DDTM du Gard : premier bilan du gel

Publié le 27 avril 2021

Une mission d’enquête s’est déplacée dans le secteur Vistre-Vidourle, le 15 avril, une semaine après les dégâts du gel, en vue de déclencher la procédure des calamités agricoles. © JA 30

Tout comme les organisations professionnelles agricoles et les agriculteurs lésés, la DDTM du Gard est dans l’expectative quant à la mise en œuvre des mesures prévues par le gouvernement. Une semaine après la vague de gel, une première mission d’enquête était diligentée au sud de Nîmes.

La procession reste tristement la même. Après chaque épisode climatique de forte intensité, une mission d'enquête de la Direction départementale des territoires et de la mer du Gard (DDTM) est dépêchée en vue de déclencher la procédure de reconnaissance des calamités agricoles. Mais à année exceptionnelle, des dispositifs adéquats sont espérés. 

Pilotée par le service, la visite de terrain réunit un représentant de la Chambre d'agriculture et deux agriculteurs "non concernés par les sinistres", comme le rappelle Éric Boulze, chef d'unité en charge des calamités agricoles au service 'Économie agricole' de la DDTM. Les pertes provoquées par le gel doivent être recensées, évaluées... Mais selon quelles modalités ? C'est encore l'inconnue pour les services. Le détail des modalités des mesures d'aides gouvernementales devrait être précisé dans les jours à venir. 

Déterminer les pertes de récolte, de fonds 

D'abord, recenser les pertes. Comme toujours après des aléas à la portée conséquente, une mission d'enquête s'est rendue au sud de Nîmes, dans le secteur d'Aimargues, pour constater les pertes sur récoltes en arboriculture, et certaines potentielles pertes sur plantiers de l'année. Si "quelques-uns s'en relèveront, il faudra attendre quelques jours" pour évaluer le taux de pertes, annonce Éric Boulze. Le temps d'évaluer, pour l'heure, le taux de pertes, qu'elles soient "très visibles ou à l'ouverture des fruits, qui risquent de mourir dans les prochains jours". 

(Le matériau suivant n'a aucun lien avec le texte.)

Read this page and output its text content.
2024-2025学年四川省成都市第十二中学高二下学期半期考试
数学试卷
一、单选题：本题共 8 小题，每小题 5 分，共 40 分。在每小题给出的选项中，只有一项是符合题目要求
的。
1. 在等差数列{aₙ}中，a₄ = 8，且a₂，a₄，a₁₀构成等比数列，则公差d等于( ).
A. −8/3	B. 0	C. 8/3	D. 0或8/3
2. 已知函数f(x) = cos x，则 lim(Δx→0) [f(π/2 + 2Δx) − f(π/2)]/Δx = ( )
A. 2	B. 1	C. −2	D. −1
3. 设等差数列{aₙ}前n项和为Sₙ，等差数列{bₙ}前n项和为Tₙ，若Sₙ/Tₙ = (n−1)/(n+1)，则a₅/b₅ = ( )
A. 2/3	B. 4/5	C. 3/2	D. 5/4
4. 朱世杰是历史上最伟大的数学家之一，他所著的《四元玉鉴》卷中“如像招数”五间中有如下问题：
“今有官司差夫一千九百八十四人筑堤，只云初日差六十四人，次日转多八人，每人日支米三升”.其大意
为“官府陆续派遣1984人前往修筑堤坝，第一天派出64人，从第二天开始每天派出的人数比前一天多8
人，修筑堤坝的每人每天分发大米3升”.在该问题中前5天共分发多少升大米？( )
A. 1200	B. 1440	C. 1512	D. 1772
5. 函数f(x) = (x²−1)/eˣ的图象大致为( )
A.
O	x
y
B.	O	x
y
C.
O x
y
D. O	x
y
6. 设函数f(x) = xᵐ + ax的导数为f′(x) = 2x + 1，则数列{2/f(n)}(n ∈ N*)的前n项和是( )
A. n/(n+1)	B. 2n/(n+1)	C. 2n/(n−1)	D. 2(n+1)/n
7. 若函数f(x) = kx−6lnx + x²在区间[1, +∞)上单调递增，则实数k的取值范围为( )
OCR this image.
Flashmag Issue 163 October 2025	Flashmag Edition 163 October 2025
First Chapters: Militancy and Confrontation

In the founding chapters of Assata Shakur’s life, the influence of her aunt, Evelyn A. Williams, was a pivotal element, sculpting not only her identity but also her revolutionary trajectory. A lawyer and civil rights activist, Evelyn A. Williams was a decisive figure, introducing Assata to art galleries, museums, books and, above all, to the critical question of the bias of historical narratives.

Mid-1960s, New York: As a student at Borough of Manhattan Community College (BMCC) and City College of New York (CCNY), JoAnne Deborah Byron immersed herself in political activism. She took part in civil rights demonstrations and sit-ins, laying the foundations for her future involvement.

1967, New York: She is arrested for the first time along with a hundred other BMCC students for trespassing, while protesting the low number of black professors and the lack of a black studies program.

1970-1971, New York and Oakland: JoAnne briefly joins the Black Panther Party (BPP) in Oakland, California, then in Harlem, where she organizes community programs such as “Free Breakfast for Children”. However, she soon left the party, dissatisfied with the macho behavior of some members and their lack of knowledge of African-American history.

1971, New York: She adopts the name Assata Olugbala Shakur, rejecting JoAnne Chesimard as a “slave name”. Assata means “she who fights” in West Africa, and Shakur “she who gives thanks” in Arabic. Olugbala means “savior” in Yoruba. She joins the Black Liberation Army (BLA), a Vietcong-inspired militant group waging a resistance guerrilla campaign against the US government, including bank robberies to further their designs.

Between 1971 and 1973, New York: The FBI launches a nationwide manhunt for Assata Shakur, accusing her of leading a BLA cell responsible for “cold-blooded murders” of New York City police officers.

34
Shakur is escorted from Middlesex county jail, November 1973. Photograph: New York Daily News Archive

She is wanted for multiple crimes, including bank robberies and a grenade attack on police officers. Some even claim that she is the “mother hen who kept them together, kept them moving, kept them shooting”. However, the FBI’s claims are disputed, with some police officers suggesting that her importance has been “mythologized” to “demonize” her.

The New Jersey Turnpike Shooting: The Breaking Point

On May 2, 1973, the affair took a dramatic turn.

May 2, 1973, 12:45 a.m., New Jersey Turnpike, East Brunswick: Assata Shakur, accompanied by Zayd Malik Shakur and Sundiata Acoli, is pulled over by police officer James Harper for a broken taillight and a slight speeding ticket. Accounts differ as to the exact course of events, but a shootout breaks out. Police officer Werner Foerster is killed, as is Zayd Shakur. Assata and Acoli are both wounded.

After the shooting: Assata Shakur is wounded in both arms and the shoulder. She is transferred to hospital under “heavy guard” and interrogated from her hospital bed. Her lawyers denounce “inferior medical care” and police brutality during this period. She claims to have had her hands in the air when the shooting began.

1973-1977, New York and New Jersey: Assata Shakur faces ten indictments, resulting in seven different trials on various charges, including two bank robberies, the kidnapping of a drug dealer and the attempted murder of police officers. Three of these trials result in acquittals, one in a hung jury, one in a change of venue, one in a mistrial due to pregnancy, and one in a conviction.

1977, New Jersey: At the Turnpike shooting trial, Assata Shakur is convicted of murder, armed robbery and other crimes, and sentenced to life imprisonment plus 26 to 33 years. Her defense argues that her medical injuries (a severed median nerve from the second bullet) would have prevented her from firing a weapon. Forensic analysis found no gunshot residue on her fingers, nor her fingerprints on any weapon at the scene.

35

La délégation, composée de représentants des Jeunes agriculteurs et de la FDSEA du Gard, est allée à la rencontre de quatre exploitants. Un arboriculteur, producteur d'amandes, d'abricots, de pêches, de cerisiers et de prunes, un producteur de figues et de raisins de table, un viticulteur présentant des stigmates de pertes de fonds et un maraîcher. Chez ce dernier, les dégâts sur courgettes sont variables, d'après les constats d'Éric Boulze. "Les jeunes plants ont plutôt mieux résisté que ceux qui ont été plantés quelques jours auparavant." Sur fraisiers et melons, les effets du gel s'avèrent moins conséquents. 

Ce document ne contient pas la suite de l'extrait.